You are viewing a plain text version of this content. The canonical link for it is here.
Posted to commits@lucene.apache.org by mi...@apache.org on 2012/01/08 20:27:25 UTC
svn commit: r1228928 - in /lucene/dev/trunk/lucene: CHANGES.txt
src/java/org/apache/lucene/util/fst/FST.java
Author: mikemccand
Date: Sun Jan 8 19:27:25 2012
New Revision: 1228928
URL: http://svn.apache.org/viewvc?rev=1228928&view=rev
Log:
LUCENE-3681: use 2 bytes (unsigned short) to save label for FST.INPUT_TYPE.BYTE2 case
Modified:
lucene/dev/trunk/lucene/CHANGES.txt
lucene/dev/trunk/lucene/src/java/org/apache/lucene/util/fst/FST.java
Modified: lucene/dev/trunk/lucene/CHANGES.txt
URL: http://svn.apache.org/viewvc/lucene/dev/trunk/lucene/CHANGES.txt?rev=1228928&r1=1228927&r2=1228928&view=diff
==============================================================================
--- lucene/dev/trunk/lucene/CHANGES.txt (original)

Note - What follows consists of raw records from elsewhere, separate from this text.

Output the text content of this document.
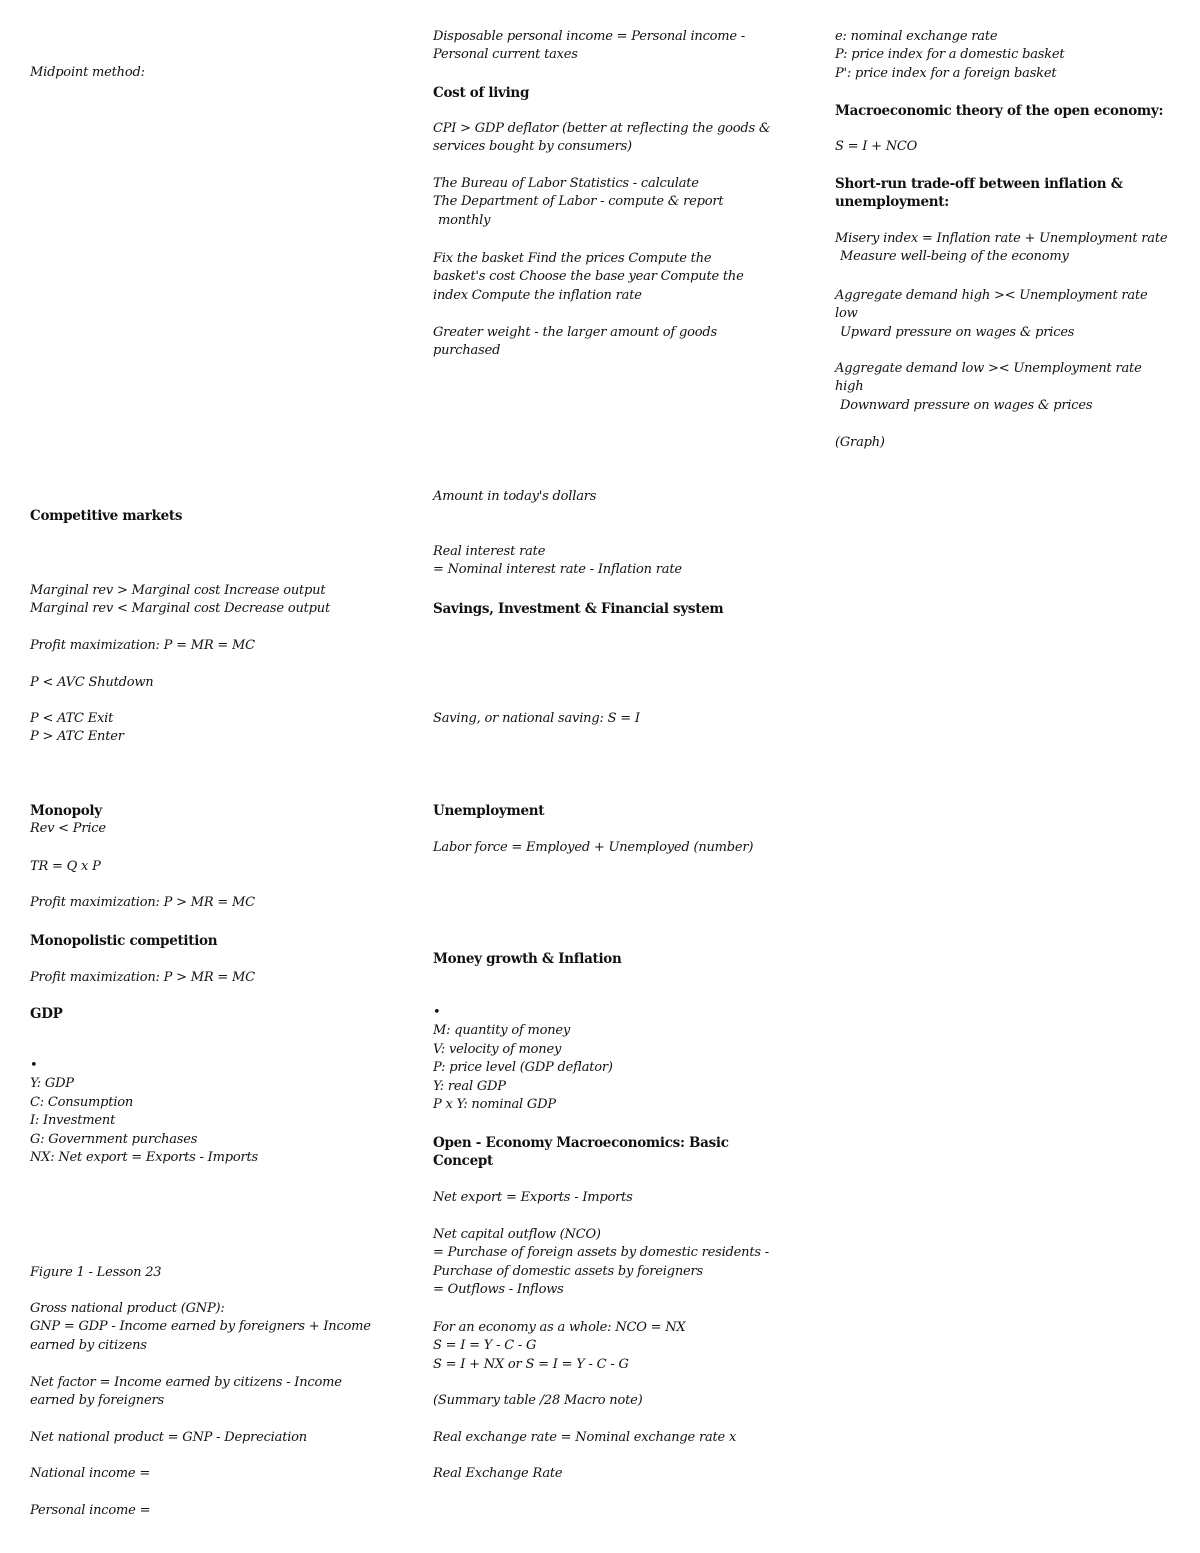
Midpoint method:
Competitive markets
Marginal rev > Marginal cost Increase output
Marginal rev < Marginal cost Decrease output
Profit maximization: P = MR = MC
P < AVC Shutdown
P < ATC Exit
P > ATC Enter
Monopoly
Rev < Price
TR = Q x P
Profit maximization: P > MR = MC
Monopolistic competition
Profit maximization: P > MR = MC
GDP
•
Y: GDP
C: Consumption
I: Investment
G: Government purchases
NX: Net export = Exports - Imports
Figure 1 - Lesson 23
Gross national product (GNP):
GNP = GDP - Income earned by foreigners + Income
earned by citizens
Net factor = Income earned by citizens - Income
earned by foreigners
Net national product = GNP - Depreciation
National income =
Personal income =
Disposable personal income = Personal income -
Personal current taxes
Cost of living
CPI > GDP deflator (better at reflecting the goods &
services bought by consumers)
The Bureau of Labor Statistics - calculate
The Department of Labor - compute & report
monthly
Fix the basket Find the prices Compute the
basket's cost Choose the base year Compute the
index Compute the inflation rate
Greater weight - the larger amount of goods
purchased
Amount in today's dollars
Real interest rate
= Nominal interest rate - Inflation rate
Savings, Investment & Financial system
Saving, or national saving: S = I
Unemployment
Labor force = Employed + Unemployed (number)
Money growth & Inflation
•
M: quantity of money
V: velocity of money
P: price level (GDP deflator)
Y: real GDP
P x Y: nominal GDP
Open - Economy Macroeconomics: Basic
Concept
Net export = Exports - Imports
Net capital outflow (NCO)
= Purchase of foreign assets by domestic residents -
Purchase of domestic assets by foreigners
= Outflows - Inflows
For an economy as a whole: NCO = NX
S = I = Y - C - G
S = I + NX or S = I = Y - C - G
(Summary table /28 Macro note)
Real exchange rate = Nominal exchange rate x
Real Exchange Rate
e: nominal exchange rate
P: price index for a domestic basket
P': price index for a foreign basket
Macroeconomic theory of the open economy:
S = I + NCO
Short-run trade-off between inflation &
unemployment:
Misery index = Inflation rate + Unemployment rate
Measure well-being of the economy
Aggregate demand high >< Unemployment rate
low
Upward pressure on wages & prices
Aggregate demand low >< Unemployment rate
high
Downward pressure on wages & prices
(Graph)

+++ lucene/dev/trunk/lucene/CHANGES.txt Sun Jan 8 19:27:25 2012
@@ -714,6 +714,11 @@ Changes in backwards compatibility polic
contrib/queryparser. If you have used those classes in your code
just add the lucene-queryparser.jar file to your classpath.
(Uwe Schindler)
+
+* LUCENE-3681: FST now stores labels for BYTE2 input type as 2 bytes
+ instead of vInt; this can make FSTs smaller and faster, but it is a
+ break in the binary format so if you had built and saved any FSTs
+ then you need to rebuild them. (Robert Muir, Mike McCandless)
Security fixes
Modified: lucene/dev/trunk/lucene/src/java/org/apache/lucene/util/fst/FST.java
URL: http://svn.apache.org/viewvc/lucene/dev/trunk/lucene/src/java/org/apache/lucene/util/fst/FST.java?rev=1228928&r1=1228927&r2=1228928&view=diff
==============================================================================
--- lucene/dev/trunk/lucene/src/java/org/apache/lucene/util/fst/FST.java (original)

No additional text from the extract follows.